L'exploitation, qui compte 38 hectares (dont 25 d'arboriculture), distribue à chaque salarié le livret d'accueil de la MSA. « C'est un document très complet, un excellent support pour les saisonniers », estime Claudine Chirouze. Pour les déclarations sociales, si besoin elle se fait accompagner par la MSA. « L'accès téléphonique est souvent encombré mais en s'en donnant la peine, on obtient des réponses », fait-elle remarquer. Avec la dématérialisation, la MSA effectue régulièrement des campagnes d’information de ses services en ligne mais elle suggère d’approfondir l’accompagnement pour permettre aux exploitants de mieux s'approprier l'« espace privé » mis à leur disposition sur le site internet de la caisse pluridépartementale. Elle ajoute que, lorsque les saisonniers sont embauchés plus de quarante-cinq jours, des visites médicales sont possibles (contacter le service santé sécurité au travail).
Chaque printemps, l'EARL participe à l'une des journées d'information des employeurs de main-d'œuvre organisée par la MSA. De plus, cette année à Tain-l'Hermitage, un forum a permis aux participants d'échanger avec des conseillers des services santé sécurité au travail et prévention des risques, ainsi qu'avec la médecine du travail.
Ardèche
Porter le point de vue des employeurs
Dominique Courbis a une double casquette : celle d'employeur mais aussi celle d'administrateur au sein de la MSA.Avec son frère Laurent, il est à la tête du Domaine Courbis, situé à Chateaubourg (07). Ils y exploitent environ 35 hectares de Saint Joseph, Cornas, Saint-Péray, Crozes Hermitage et Vins de pays de l'Ardèche. Au niveau du personnel, ils y emploient 7 permanents plus environ 20 à 25 saisonniers. Lors des vendanges, ce chiffre peut monter à plus d'une quarantaine. Comme la plupart des viticulteurs, Dominique Courbis souligne qu'environ la moitié de ses saisonniers reviennent chaque année tandis que la seconde moitié se présente spontanément à l'exploitation.
Son rôle d'employeur, il le voit un peu comme celui d'un formateur. Même si le travail n'est pas très élaboré, il faut former le nouvel arrivant et faire preuve de patience. On est aussi là pour manager, obtenir un travail bien fait .

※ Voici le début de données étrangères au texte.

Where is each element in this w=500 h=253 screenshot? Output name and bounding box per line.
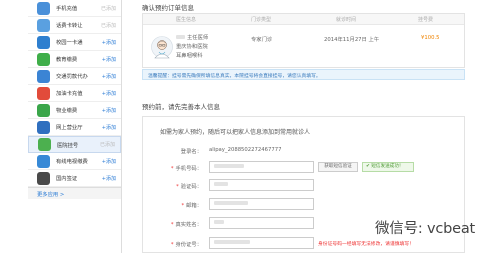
- id-row: * 身份证号： 身份证号码一经填写无法修改，请谨慎填写！: [143, 237, 464, 250]
- sidebar: 手机充值 已添加 话费卡转让 已添加 校园一卡通 +添加 教育缴费 +添加 交通罚款代办 +添加加…: [28, 0, 122, 253]
- app-icon: [38, 138, 51, 151]
- header-fee: 挂号费: [418, 17, 434, 23]
- email-input[interactable]: [209, 198, 314, 210]
- header-doctor: 医生信息: [176, 17, 197, 23]
- add-app-link[interactable]: +添加: [102, 158, 116, 165]
- get-sms-code-button[interactable]: 获取短信验证: [318, 162, 358, 172]
- doctor-avatar-icon: [151, 36, 173, 59]
- phone-row: * 手机号码： 获取短信验证 ✔ 短信发送成功！: [143, 161, 464, 174]
- sidebar-item[interactable]: 手机充值 已添加: [28, 0, 121, 17]
- app-icon: [37, 154, 50, 168]
- add-app-link[interactable]: +添加: [102, 107, 116, 114]
- more-apps-link[interactable]: 更多应用 >: [28, 187, 121, 199]
- id-number-label: 身份证号：: [175, 242, 203, 248]
- doctor-hospital: 重庆协和医院: [176, 44, 208, 50]
- main-content: 确认预约订单信息 医生信息 门诊类型 就诊时间 挂号费 主任医师 重庆协和医院 …: [134, 0, 474, 253]
- sidebar-item-label: 医院挂号: [57, 142, 79, 149]
- confirm-title: 确认预约订单信息: [142, 4, 194, 12]
- sms-success-tip: ✔ 短信发送成功！: [362, 162, 414, 172]
- app-icon: [37, 120, 50, 134]
- id-number-input[interactable]: [209, 237, 314, 249]
- wechat-watermark: 微信号: vcbeat: [375, 221, 476, 237]
- add-app-link[interactable]: +添加: [102, 56, 116, 63]
- phone-value-blurred: [214, 164, 244, 168]
- login-row: 登录名： alipay_2088502272467777: [143, 144, 464, 157]
- sidebar-item-label: 有线电视缴费: [56, 159, 88, 165]
- email-row: * 邮箱：: [143, 198, 464, 211]
- doctor-name-blurred: [176, 35, 185, 39]
- real-name-input[interactable]: [209, 217, 314, 229]
- app-icon: [37, 18, 50, 32]
- sidebar-item-label: 校园一卡通: [56, 40, 83, 46]
- id-number-warning: 身份证号码一经填写无法修改，请谨慎填写！: [318, 242, 414, 247]
- email-label: 邮箱：: [186, 203, 202, 209]
- header-visit-time: 就诊时间: [336, 17, 357, 23]
- add-app-link[interactable]: +添加: [102, 39, 116, 46]
- code-row: * 验证码：: [143, 179, 464, 192]
- added-status: 已添加: [99, 142, 115, 148]
- app-icon: [37, 35, 50, 49]
- order-table: 医生信息 门诊类型 就诊时间 挂号费 主任医师 重庆协和医院 耳鼻咽喉科 专家门…: [142, 13, 465, 68]
- real-name-label: 真实姓名：: [175, 222, 203, 228]
- doctor-department: 耳鼻咽喉科: [176, 53, 203, 59]
- sidebar-item[interactable]: 有线电视缴费 +添加: [28, 153, 121, 170]
- code-label: 验证码：: [180, 184, 202, 190]
- sidebar-item[interactable]: 医院挂号 已添加: [28, 136, 121, 153]
- add-app-link[interactable]: +添加: [102, 124, 116, 131]
- app-icon: [37, 171, 50, 185]
- sidebar-item[interactable]: 校园一卡通 +添加: [28, 34, 121, 51]
- required-mark: *: [181, 203, 185, 209]
- doctor-title: 主任医师: [187, 35, 209, 41]
- sidebar-item-label: 教育缴费: [56, 57, 78, 63]
- sidebar-item[interactable]: 话费卡转让 已添加: [28, 17, 121, 34]
- sidebar-item-label: 国内签证: [56, 176, 78, 182]
- sidebar-list: 手机充值 已添加 话费卡转让 已添加 校园一卡通 +添加 教育缴费 +添加 交通罚款代办 +添加加…: [28, 0, 121, 187]
- added-status: 已添加: [100, 5, 116, 12]
- required-mark: *: [170, 166, 174, 172]
- sidebar-item-label: 话费卡转让: [56, 23, 83, 29]
- add-app-link[interactable]: +添加: [102, 175, 116, 182]
- verification-code-input[interactable]: [209, 179, 314, 191]
- add-app-link[interactable]: +添加: [102, 73, 116, 80]
- clinic-type: 专家门诊: [251, 37, 273, 43]
- sidebar-item[interactable]: 教育缴费 +添加: [28, 51, 121, 68]
- name-value-blurred: [214, 220, 224, 224]
- header-clinic-type: 门诊类型: [251, 17, 272, 23]
- added-status: 已添加: [100, 22, 116, 29]
- sidebar-item[interactable]: 交通罚款代办 +添加: [28, 68, 121, 85]
- required-mark: *: [170, 222, 174, 228]
- family-hint: 如需为家人预约，随后可以把家人信息添加到常用就诊人: [160, 129, 311, 136]
- email-value-blurred: [214, 201, 248, 205]
- sidebar-item[interactable]: 加油卡充值 +添加: [28, 85, 121, 102]
- app-icon: [37, 1, 50, 15]
- reminder-notice: 温馨提醒：挂号需先确保所填信息真实，本院挂号将会直接挂号，请您认真填写。: [142, 69, 465, 80]
- login-value: alipay_2088502272467777: [209, 147, 282, 153]
- app-icon: [37, 86, 50, 100]
- registration-fee: ¥100.5: [421, 35, 440, 41]
- order-table-header: 医生信息 门诊类型 就诊时间 挂号费: [143, 14, 464, 25]
- login-label: 登录名：: [180, 149, 202, 155]
- sidebar-item[interactable]: 物业缴费 +添加: [28, 102, 121, 119]
- sidebar-item[interactable]: 网上营业厅 +添加: [28, 119, 121, 136]
- phone-label: 手机号码：: [175, 166, 203, 172]
- fill-info-title: 预约前，请先完善本人信息: [142, 103, 220, 111]
- app-icon: [37, 103, 50, 117]
- sidebar-item-label: 网上营业厅: [56, 125, 83, 131]
- code-value-blurred: [214, 182, 228, 186]
- add-app-link[interactable]: +添加: [102, 90, 116, 97]
- sidebar-item-label: 交通罚款代办: [56, 74, 88, 80]
- id-value-blurred: [214, 240, 250, 244]
- sidebar-item-label: 物业缴费: [56, 108, 78, 114]
- visit-time: 2014年11月27日 上午: [324, 37, 380, 43]
- sidebar-item-label: 手机充值: [56, 6, 78, 12]
- required-mark: *: [170, 242, 174, 248]
- required-mark: *: [176, 184, 179, 190]
- app-icon: [37, 52, 50, 66]
- app-icon: [37, 69, 50, 83]
- sidebar-item[interactable]: 国内签证 +添加: [28, 170, 121, 187]
- sidebar-item-label: 加油卡充值: [56, 91, 83, 97]
- phone-input[interactable]: [209, 161, 314, 173]
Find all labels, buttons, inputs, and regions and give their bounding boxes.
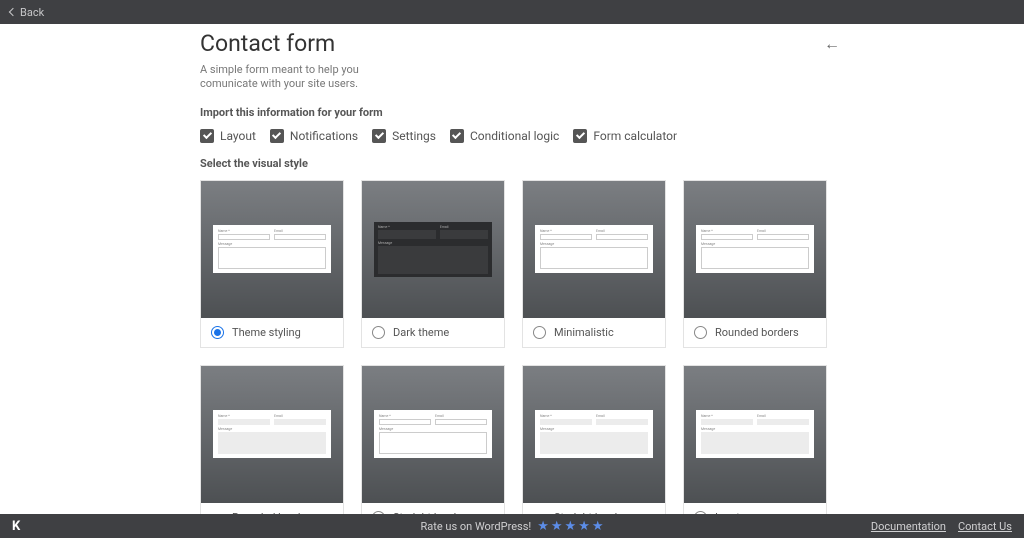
style-label: Rounded borders [715, 326, 799, 339]
rate-widget[interactable]: Rate us on WordPress! ★ ★ ★ ★ ★ [420, 519, 603, 534]
content-area: Contact form ← A simple form meant to he… [0, 24, 1024, 514]
check-label: Conditional logic [470, 129, 559, 143]
import-options: Layout Notifications Settings Conditiona… [200, 129, 840, 143]
back-button[interactable]: Back [10, 6, 44, 19]
star-icon: ★ [551, 519, 563, 534]
style-preview: Name * Email Message [201, 366, 343, 503]
star-icon: ★ [578, 519, 590, 534]
radio-icon [694, 326, 707, 339]
style-section-label: Select the visual style [200, 157, 840, 170]
style-radio-row[interactable]: Minimalistic [523, 318, 665, 347]
style-card[interactable]: Name * Email Message Rounded borders [683, 180, 827, 348]
style-card[interactable]: Name * Email Message Rounded borders gre… [200, 365, 344, 514]
contact-link[interactable]: Contact Us [958, 520, 1012, 533]
docs-link[interactable]: Documentation [871, 520, 946, 533]
style-label: Theme styling [232, 326, 301, 339]
check-label: Settings [392, 129, 436, 143]
star-icon: ★ [537, 519, 549, 534]
stars: ★ ★ ★ ★ ★ [537, 519, 603, 534]
rate-label: Rate us on WordPress! [420, 520, 531, 533]
style-radio-row[interactable]: Straight borders grey [523, 503, 665, 514]
style-preview: Name * Email Message [362, 181, 504, 318]
check-notifications[interactable]: Notifications [270, 129, 358, 143]
style-preview: Name * Email Message [684, 366, 826, 503]
checkbox-icon [200, 129, 214, 143]
checkbox-icon [450, 129, 464, 143]
star-icon: ★ [592, 519, 604, 534]
page-title: Contact form [200, 30, 335, 57]
check-label: Form calculator [593, 129, 677, 143]
check-label: Layout [220, 129, 256, 143]
style-card[interactable]: Name * Email Message Input grey [683, 365, 827, 514]
star-icon: ★ [565, 519, 577, 534]
check-label: Notifications [290, 129, 358, 143]
footer-links: Documentation Contact Us [871, 520, 1012, 533]
style-card[interactable]: Name * Email Message Theme styling [200, 180, 344, 348]
radio-icon [533, 326, 546, 339]
arrow-left-icon[interactable]: ← [824, 34, 840, 54]
style-radio-row[interactable]: Dark theme [362, 318, 504, 347]
logo-icon: K [12, 519, 20, 534]
style-preview: Name * Email Message [523, 181, 665, 318]
checkbox-icon [573, 129, 587, 143]
chevron-left-icon [9, 8, 17, 16]
check-settings[interactable]: Settings [372, 129, 436, 143]
style-grid: Name * Email Message Theme styling Name … [200, 180, 840, 514]
import-section-label: Import this information for your form [200, 106, 840, 119]
style-radio-row[interactable]: Input grey [684, 503, 826, 514]
check-layout[interactable]: Layout [200, 129, 256, 143]
style-label: Minimalistic [554, 326, 614, 339]
style-card[interactable]: Name * Email Message Minimalistic [522, 180, 666, 348]
check-conditional[interactable]: Conditional logic [450, 129, 559, 143]
check-calculator[interactable]: Form calculator [573, 129, 677, 143]
style-preview: Name * Email Message [684, 181, 826, 318]
back-label: Back [20, 6, 44, 19]
style-radio-row[interactable]: Theme styling [201, 318, 343, 347]
radio-icon [211, 326, 224, 339]
radio-icon [372, 326, 385, 339]
page-subtitle: A simple form meant to help you comunica… [200, 63, 400, 92]
style-radio-row[interactable]: Straight borders [362, 503, 504, 514]
style-radio-row[interactable]: Rounded borders [684, 318, 826, 347]
bottom-bar: K Rate us on WordPress! ★ ★ ★ ★ ★ Docume… [0, 514, 1024, 538]
style-preview: Name * Email Message [201, 181, 343, 318]
style-card[interactable]: Name * Email Message Straight borders gr… [522, 365, 666, 514]
checkbox-icon [372, 129, 386, 143]
style-card[interactable]: Name * Email Message Straight borders [361, 365, 505, 514]
style-radio-row[interactable]: Rounded borders grey [201, 503, 343, 514]
checkbox-icon [270, 129, 284, 143]
style-preview: Name * Email Message [523, 366, 665, 503]
style-preview: Name * Email Message [362, 366, 504, 503]
style-card[interactable]: Name * Email Message Dark theme [361, 180, 505, 348]
style-label: Dark theme [393, 326, 449, 339]
top-bar: Back [0, 0, 1024, 24]
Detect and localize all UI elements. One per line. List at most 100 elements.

Depuis un an, Dominique Courbis est donc administrateur à la MSA, plus particulièrement comme représentant des employeurs au conseil d'administration et, à ce titre, à la commission des rentes (accidents du travail salariés et non salariés). Concrètement, cette commission examine les dossiers présentés par le médecin, qui va donc proposer des taux de remboursement en fonction d'un barème. Cette commission est, entre autres, composée de deux représentants des employeurs et de deux représentants des salariés, mais aussi de représentants de la MSA et de la médecine du travail. Le médecin y évoque chaque cas et restitue l'état du patient, les séquelles liées à la maladie du travail ou à l'accident. Elle s'appuie sur une grille d'évaluation et propose un pourcentage de rente. Sur le fond, cette commission permet à la MSA de faire preuve de clarté et de motiver ses choix. Parfois, un débat peut s'instaurer sur certains dossiers au sein du conseil d'administration et le rôle de Dominique Courbis est aussi de porter le point de vue des employeurs. Chaque discussion est le plus souvent constructive souligne t-il.
Je trouve mon intérêt au sein de la MSA, dit-il encore, de par la qualité des échanges tandis que cette dernière, qui fait preuve d'écoute, y trouve des employeurs directement concernés au sein de leur entreprise par les problématiques de l'emploi.